Neonatal necrotizing enterocolitis attenuates adult asthma via eosinophil ferroptosis

Abstract

Background: Necrotizing enterocolitis (NEC) is a severe gastrointestinal disorder primarily affecting preterm infants. Early-life exposure to NEC may influence asthma severity in adulthood through various mechanisms, yet significant research gaps remain in animal model studies of this relationship. This study aims to elucidate preliminary findings that early NEC exposure may attenuate subsequent asthma-related inflammation via animal models and proposes eosinophil ferroptosis as a potential mechanism underlying this effect.

Methods: NEC was induced in neonatal C57/BL6 mice, followed by ovalbumin (OVA)-sensitized asthma model induction in adulthood. Comprehensive evaluations were performed using lung histopathology, immune cell profiling, lipidomics, and transcriptomics. Transmission electron microscopy, lipid peroxidation assays, and ferroptosis-related protein expression analyses were employed to validate eosinophil ferroptosis. Ferroptosis modulators were tested in NEC/asthma mice. Ferroptosis activator/inhibitor-pretreated eosinophils were infused into asthmatic mice lungs through bronchial instillation to assess their impact on asthma severity in vivo.

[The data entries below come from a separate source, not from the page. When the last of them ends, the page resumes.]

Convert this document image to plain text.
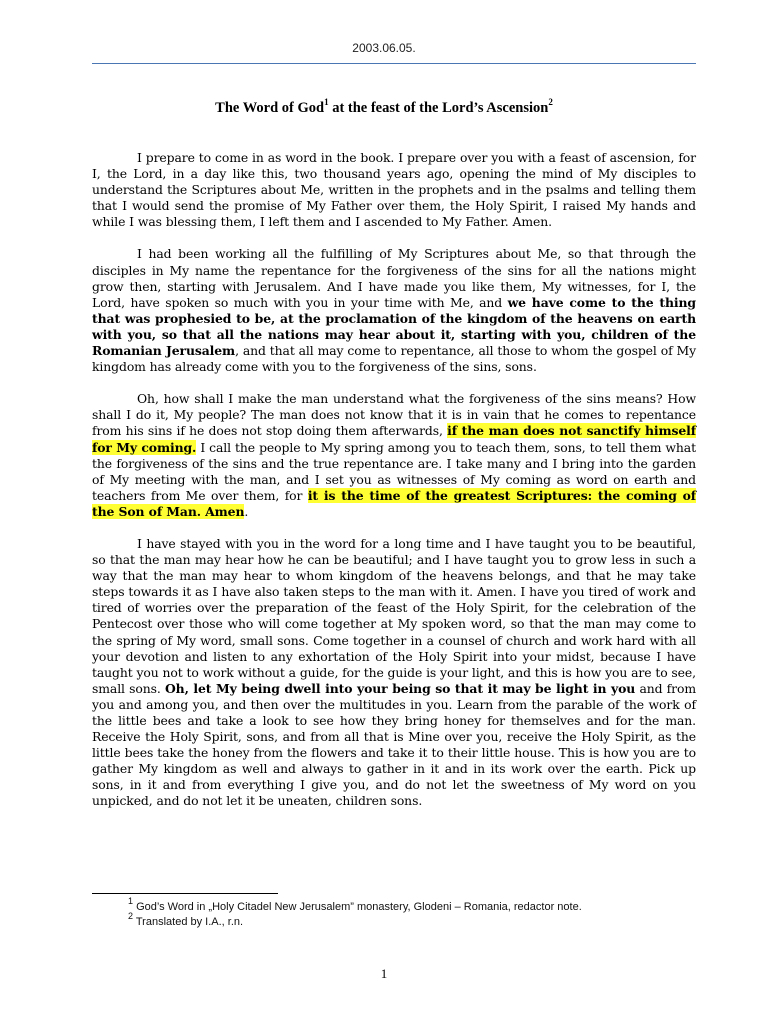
2003.06.05.
The Word of God$^1$ at the feast of the Lord’s Ascension$^2$

I prepare to come in as word in the book. I prepare over you with a feast of ascension, for I, the Lord, in a day like this, two thousand years ago, opening the mind of My disciples to understand the Scriptures about Me, written in the prophets and in the psalms and telling them that I would send the promise of My Father over them, the Holy Spirit, I raised My hands and while I was blessing them, I left them and I ascended to My Father. Amen.

I had been working all the fulfilling of My Scriptures about Me, so that through the disciples in My name the repentance for the forgiveness of the sins for all the nations might grow then, starting with Jerusalem. And I have made you like them, My witnesses, for I, the Lord, have spoken so much with you in your time with Me, and we have come to the thing that was prophesied to be, at the proclamation of the kingdom of the heavens on earth with you, so that all the nations may hear about it, starting with you, children of the Romanian Jerusalem, and that all may come to repentance, all those to whom the gospel of My kingdom has already come with you to the forgiveness of the sins, sons.

Oh, how shall I make the man understand what the forgiveness of the sins means? How shall I do it, My people? The man does not know that it is in vain that he comes to repentance from his sins if he does not stop doing them afterwards, if the man does not sanctify himself for My coming. I call the people to My spring among you to teach them, sons, to tell them what the forgiveness of the sins and the true repentance are. I take many and I bring into the garden of My meeting with the man, and I set you as witnesses of My coming as word on earth and teachers from Me over them, for it is the time of the greatest Scriptures: the coming of the Son of Man. Amen.

I have stayed with you in the word for a long time and I have taught you to be beautiful, so that the man may hear how he can be beautiful; and I have taught you to grow less in such a way that the man may hear to whom kingdom of the heavens belongs, and that he may take steps towards it as I have also taken steps to the man with it. Amen. I have you tired of work and tired of worries over the preparation of the feast of the Holy Spirit, for the celebration of the Pentecost over those who will come together at My spoken word, so that the man may come to the spring of My word, small sons. Come together in a counsel of church and work hard with all your devotion and listen to any exhortation of the Holy Spirit into your midst, because I have taught you not to work without a guide, for the guide is your light, and this is how you are to see, small sons. Oh, let My being dwell into your being so that it may be light in you and from you and among you, and then over the multitudes in you. Learn from the parable of the work of the little bees and take a look to see how they bring honey for themselves and for the man. Receive the Holy Spirit, sons, and from all that is Mine over you, receive the Holy Spirit, as the little bees take the honey from the flowers and take it to their little house. This is how you are to gather My kingdom as well and always to gather in it and in its work over the earth. Pick up sons, in it and from everything I give you, and do not let the sweetness of My word on you unpicked, and do not let it be uneaten, children sons.

$^1$ God’s Word in „Holy Citadel New Jerusalem” monastery, Glodeni – Romania, redactor note.
$^2$ Translated by I.A., r.n.
1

Results: NEC-exposed mice exhibited alveolar simplification and inflammatory exudation as primary lung pathological changes. Persistent lipid metabolic dysregulation and reduced pulmonary eosinophils were observed in NEC-exposed mice, persisting into adulthood asthma. In adult asthma models, NEC pretreatment significantly alleviated airway inflammation, mucus secretion, and collagen deposition. NEC exerted protective effects by inducing eosinophil ferroptosis, characterized by mitochondrial atrophy, elevated lipid peroxidation, and altered ferroptosis-related protein expression. Transcriptomic analysis revealed downregulated inflammatory pathway genes and upregulated cilia motility-related genes in NEC-exposed asthmatic mice. Ferroptosis inhibitors significantly suppressed intestinal inflammation in NEC and pulmonary inflammation in asthmatic mice, while inhibiting eosinophil ferroptosis. Conversely, ferroptosis activators exacerbated both intestinal and pulmonary inflammation and eosinophil ferroptosis. Eosinophils pretreated with ferroptosis activators, when reinfused into asthmatic mice, synergized with dexamethasone to reduce asthma airway inflammation severity.

Conclusion: Early NEC exposure may attenuate asthma severity by triggering eosinophil ferroptosis. This study is the first to propose ferroptosis as a potential link between NEC and asthma alleviation, with causality further validated using ferroptosis modulators and eosinophil-specific ferroptosis regulation experiments. These findings establish a mechanistic framework, providing theoretical support for exploring eosinophil ferroptosis as a new therapeutic target for asthma.

Keywords: Asthma; Eosinophil; Ferroptosis; Necrotizing enterocolitis.